Full disclosure, I know the guy who runs the company and if I had *hated* this show, I would still try to write something nice. But you can tell when I’m bullshitting, the truth is, this is a magical amazing piece of theater, powerful and rhapsodic.

And I wouldn’t say it was good just because of my friend. The truth is, the play company has been producing the most consistently good theater of any company I’ve regularly seen in the past three years. Sure, when you go see one of their shows, you can be sure you are seeing a great internationally themed script with great actors. And that alone is enough to separate them from most other companies.

But more than that, the world of the play is perfectly created by their team of designers. The set, lighting and sound design are so *articulate* so focused and exact in this production, as they have been for all of the past productions as well. Names like “Antje Ellerman” (who’s set design for this show is fantastic) and “Nicole Pearce” (who’s understanding and understated light design propelled the show) and “Bart Fasbender” (who showed, in his brilliant work both in this show and in “Trust” that sound design is the most overlooked and undervalued aspect of theater) are names that won’t mean much to most of you, but without them this play would not have been the incredible evening it was.

*******(Yeah, you knew I wasn’t gonna leave it at that. #3- Stage combat. I’ve seen shows where people actually hauled off and hit each other, and believe me, it’s worse than the staged combat. When people hit each other, you just get worried all to hell that the *actor* is hurt. But stage combat is just terrible. There are many ways that television and movies have ruined theater, the jump cuts, the “natural” dialogue covering up brilliant “stage” dialogue, the fact that every moderately talented actor goes straight to method acting without ever learning how to articulate or speak loudly, etc… But stage combat is the one area where these glaring problems are met head on with the flaw of using film sensibilities on stage.

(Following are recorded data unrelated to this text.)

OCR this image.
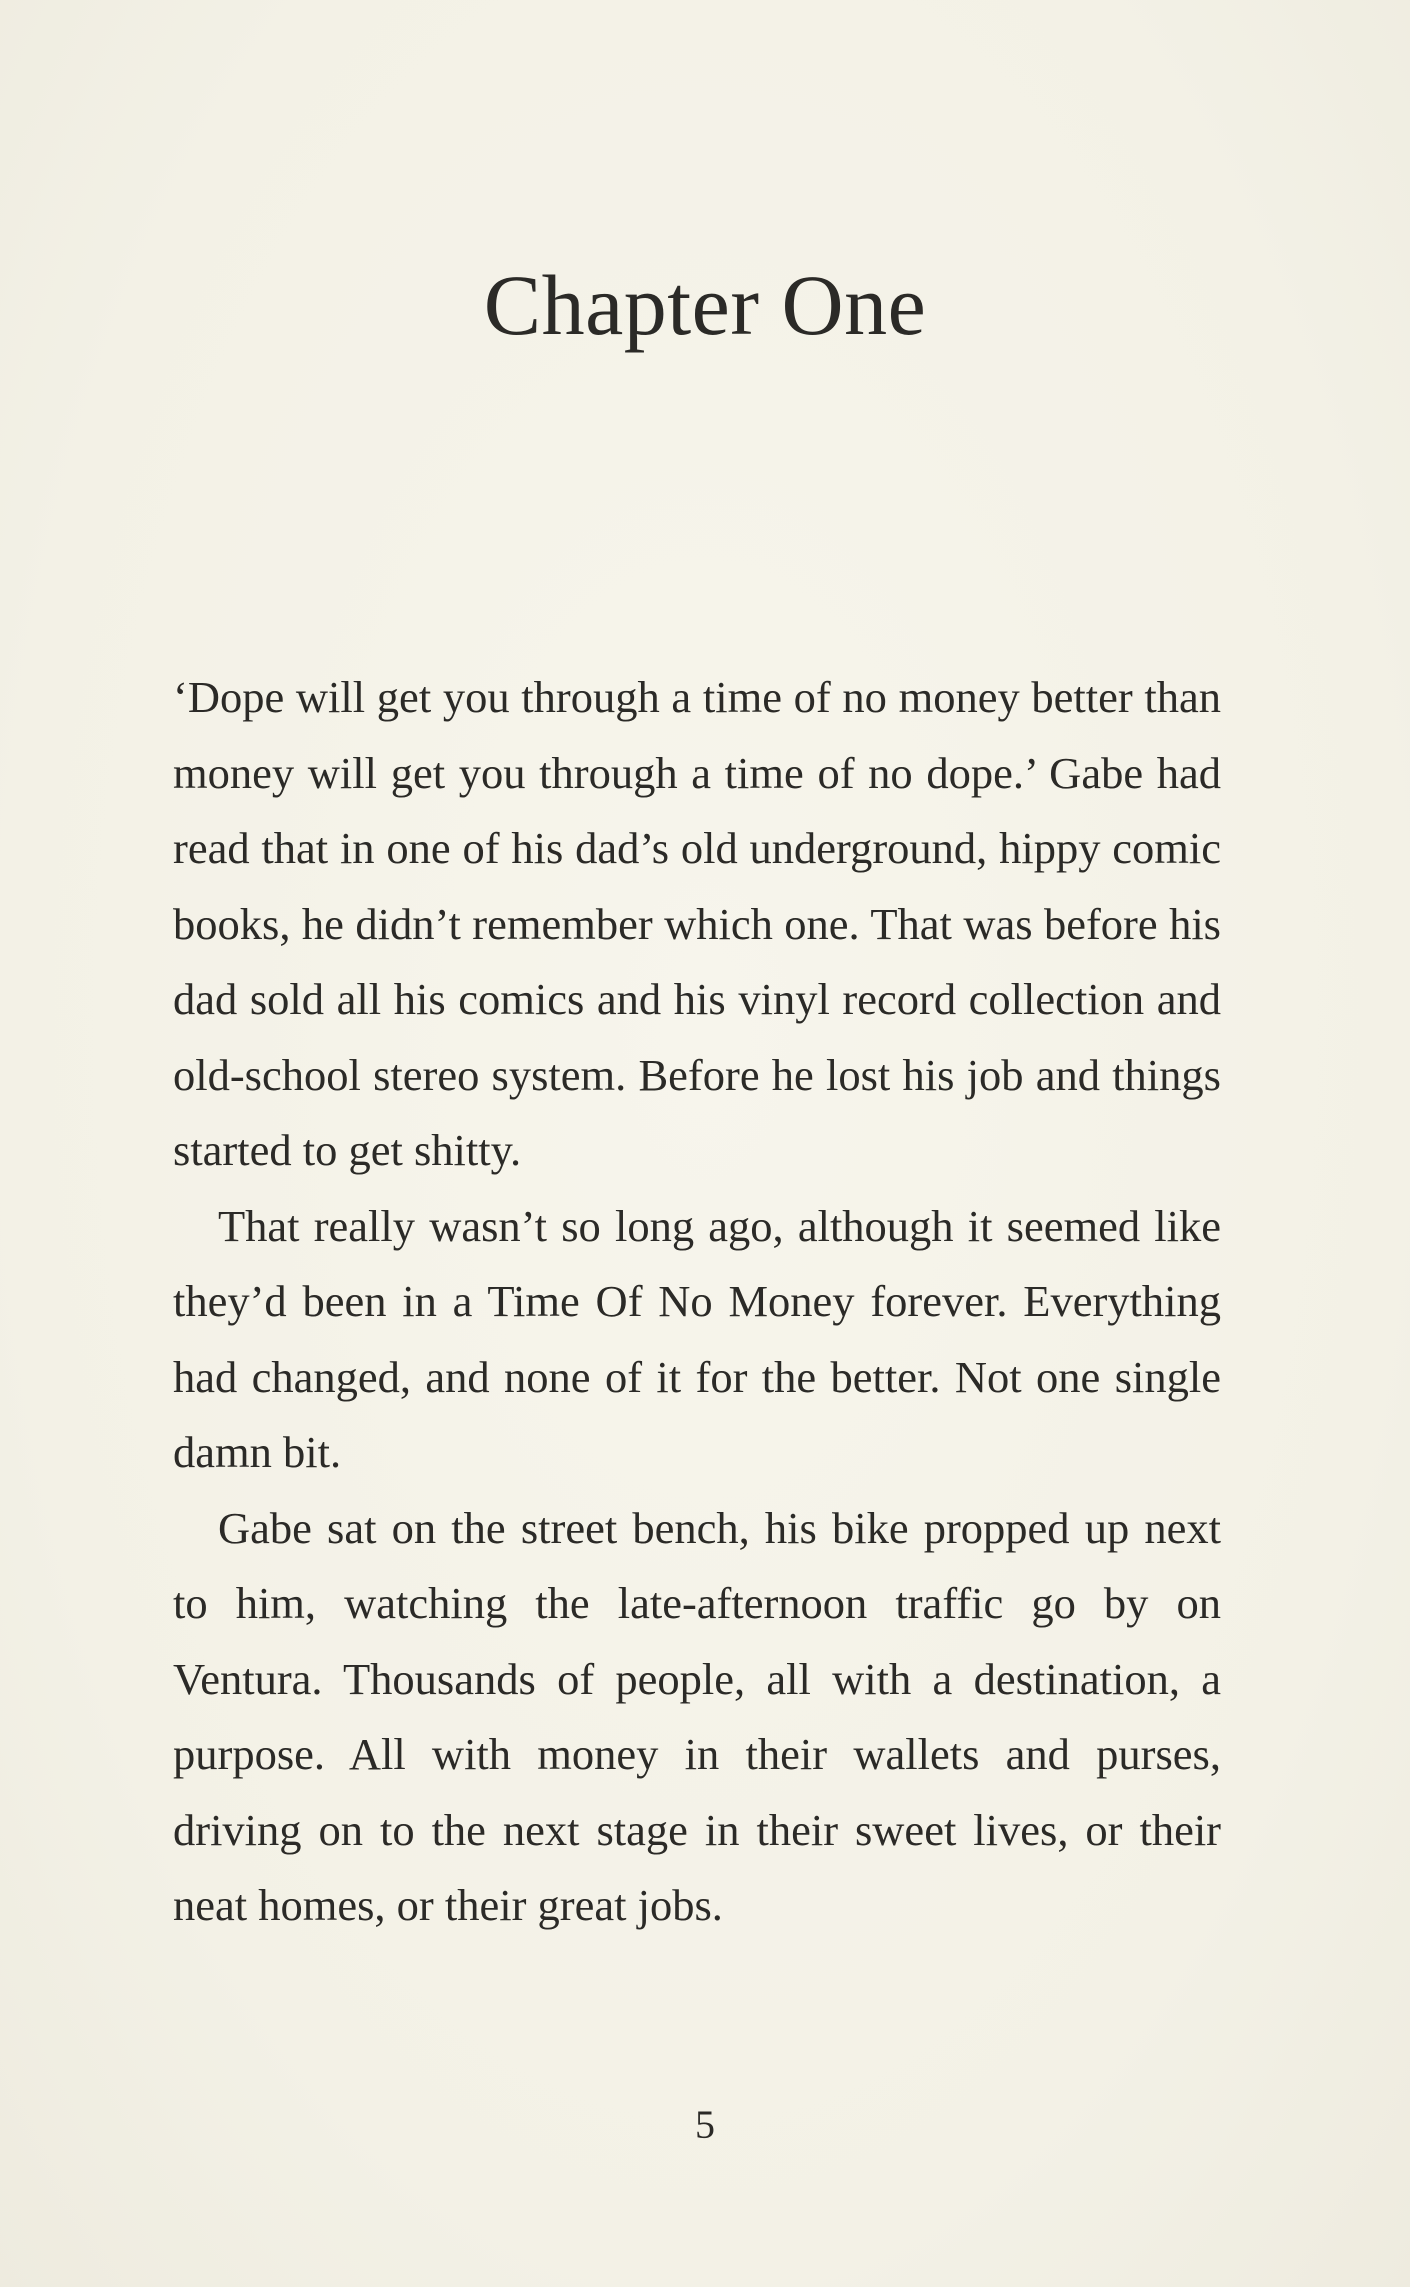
Chapter One

‘Dope will get you through a time of no money better than money will get you through a time of no dope.’ Gabe had read that in one of his dad’s old underground, hippy comic books, he didn’t remember which one. That was before his dad sold all his comics and his vinyl record collection and old-school stereo system. Before he lost his job and things started to get shitty.

That really wasn’t so long ago, although it seemed like they’d been in a Time Of No Money forever. Everything had changed, and none of it for the better. Not one single damn bit.

Gabe sat on the street bench, his bike propped up next to him, watching the late-afternoon traffic go by on Ventura. Thousands of people, all with a destination, a purpose. All with money in their wallets and purses, driving on to the next stage in their sweet lives, or their neat homes, or their great jobs.

5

See, back in the day, we always knew we were watching people pretend. Aristophanes didn’t pray that he would find the perfect actors to embody his characters, no-one was watching a play and thought “Hey, that’s *actually* one of the neighboring lords that we are sworn to kill!” When people got killed, the characters lay on the ground dead and, yes, breathing. The combat was in bold strokes, obviously theatrical.

But now, we have “naps”, the small noises that accompany the crappy looking balletic fighting that happens in plays. Every time someone is slapped, someone else claps his or her hands together. There’s nothing wrong with this, but when the actors have spent an hour *embodying* the characters, then they take a swing at a spot some five inches away from the other person’s face, and someone frickin’ *claps* at the same time, it just looks ridiculous.

I have never, in the history of my play going and my play, um, being-in, I have never felt like stage combat looked good. Wrestling is fine. Choking someone to death is fine. But anything that has to have an accompanying sound is *ridiculous*. I saw a woman slap a man at a 1400 seat auditorium and I had bad seats, I distinctly *SAW* the man clap his hands together as he brought his hand up to his face.

In summation: If you have a part for an ugly girl, cast an ugly girl, if you have to have combat, make it wrestling, and avoid black outs at all costs. I have spoken.)